Des ateliers ont permis d’examiner différents aspects des migrations, en particulier les législations. Ainsi, Jean Haffner, directeur du service étrangers du Secours Catholique, souligne : « aujourd’hui, le meilleur conseil qu’on peut donner à ceux qui entourent les migrants, c’est de les aider à communiquer en français et à participer à des activités ». L’Acat, la Cimade (Service œcuménique d’entraide) et le Toit du monde soulignent l’impératif d’aider les personnes accueillies au Centre d’accueil de demandeurs d’asile (Cada) à écrire un récit très détaillé de leur vie.
Des pages de la Bible qu’on ne peut pas arracher
Cette aide envers les migrants, l’Église n’a cessé de la rappeler. Elle est inscrite dans la Bible, relève Stéphanie Babault, bibliste, en s’appuyant sur la Genèse (12,1), quand Dieu dit à Abraham : « pars de ton pays, de ta maison et de la maison de ton père vers le pays que je te ferai voir ». Une migration avec la bénédiction de Dieu qui apporte la vie, mais aussi un voyage à l’intérieur de lui-même pour trouver son identité profonde.
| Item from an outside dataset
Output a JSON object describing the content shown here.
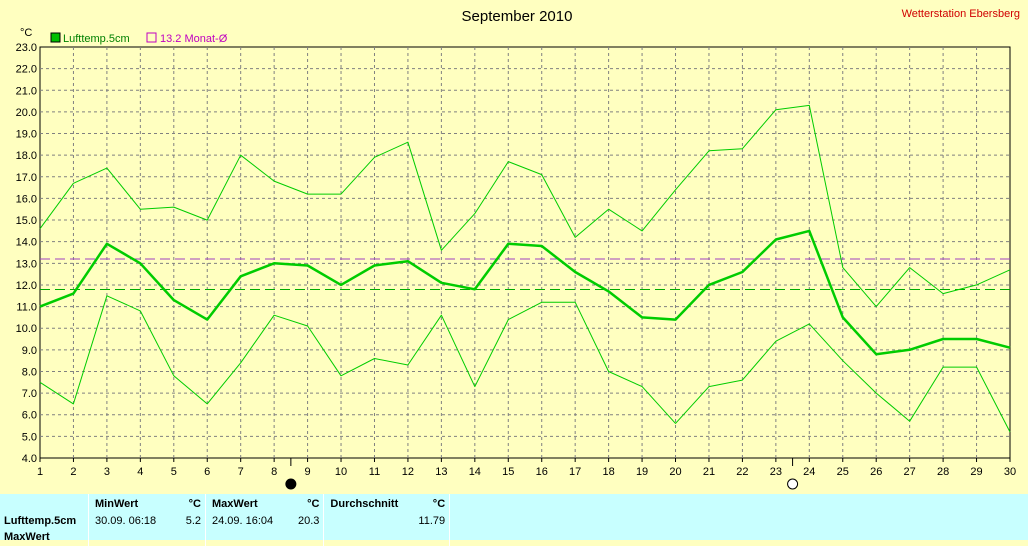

Camille, jeune française qui séjourne en Norvège, écrit à ASF Vivre sans frontières : « C’est une telle succession d’événements au début et vous devez tellement apprendre en peu de temps qu’on a l’impression de naître une deuxième fois, même si on ne se souvient pas de la première ! » Jean-Paul II affirmait : « l’Église est le lieu où les immigrés en situation illégale eux aussi sont reconnus et accueillis comme des frères ». Il ajoutait : « Le premier service que les chrétiens sont invités à rendre à ces personnes est de les aider à obtenir la régularisation de leur situation. […] Pour le chrétien, l’accueil et la solidarité envers l’étranger ne constituent pas seulement un devoir humain d’hospitalité, mais une exigence précise qui découle de la fidélité même à l’enseignement du Christ. » Comme le disait Mgr Pontier, « il y a des pages de la Bible qu’on ne peut pas arracher ».